FLAT-rate fee charges of Pounds 1,000 per student are unlikely to stave off the pressure of market forces, vice chancellors say. While none has immediate plans to charge top-up fees, they suggest a more flexible system is inevitable in the long term, once the principle has been introduced.
Plans to waive tuition fees for some students, announced by the University of Central England this week, have brought an element of the market to full-time undergraduate courses for the first time.
Some members of the Committee of Vice Chancellors and Principals expect other universities to follow suit eventually by charging either less or more than the Pounds 1,000. Vice chancellors want any fees above Pounds 1,000 to be covered by income-contingent loans.
They do not expect the government's current proposals to be the end of the story and are looking across the Atlantic, where institutions charge vastly different amounts and have scholarships for poorer students.
While official CVCP policy is in full support of the government's fee proposals - so long as the extra money goes into higher education - vice chancellors are already discussing how they might develop.
At a CVCP meeting last week, they expressed concern that the higher education bill, which received its second reading yesterday, might hinder any such development by giving the government power to dictate fee levels.
They would want either; to adopt a pure market approach, with universities setting their price according to the amount they believed the market would bear (part of this sum would be met by loans) or, more likely, to look towards a more flexible, but still regulated system.
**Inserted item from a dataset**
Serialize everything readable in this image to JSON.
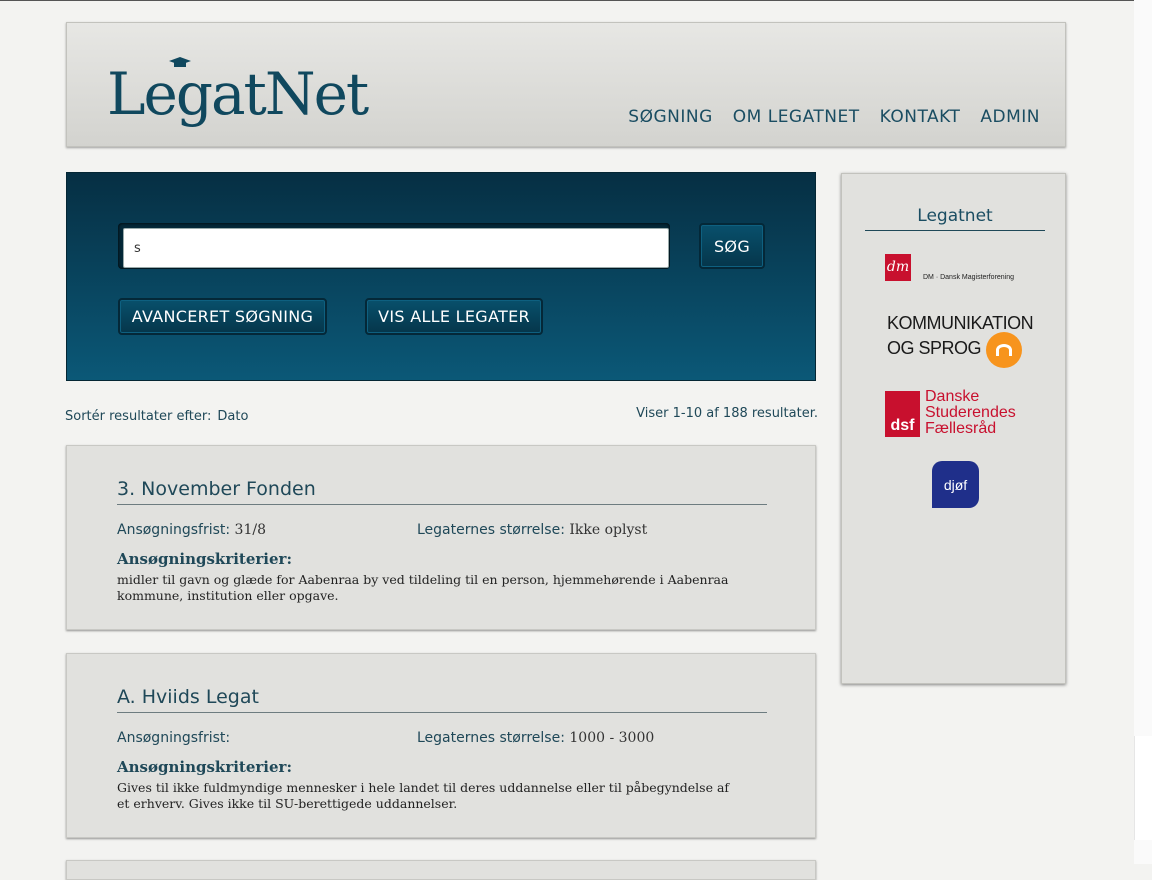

Rather than a single national fee, universities would be able to charge different amounts within certain parameters, supported by an income-contingent loans scheme covering the different fee levels.
Central England has told students applying to the faculty of engineering and computer technology and the faculty of the built environment that they will not be expected to pay towards tuition in 1998/99. Nor will they have to pay in future years, provided there is no change in the law or in funding council regulations.
The move, which will cost the university Pounds 250,000, is in response to a large dip in applications to read the two subjects.
Roger King, vice chancellor of the University of Lincolnshire and Humberside, said: "There is a feeling emerging that we ought to look again, as the CVCP, at funding policy and see what a more deregulated system might be.
"It might become politically acceptable to charge differentiated fees, provided students had access to income-contingent loans."
He said it was something the CVCP would discuss as long-term strategy. "It is not at all clear that new ideas on fees have provided all the policy outcomes originally envisaged," he said.
Kenneth Edwards, vice chancellor of the University of Leicester, said "in the very long term" universities may evolve into different niches which could lead to different costs and fee regulations. He said: "It may be difficult for the system or the government to stand out in the long run against it."
Geoffrey Copland, vice chancellor of the University of Westminster, said present talk on top-up fees was muted. But changes were inevitable in the next 15 years of so and it was important to recognise this.
"We wouldn't want restrictions placed on future actions', he said.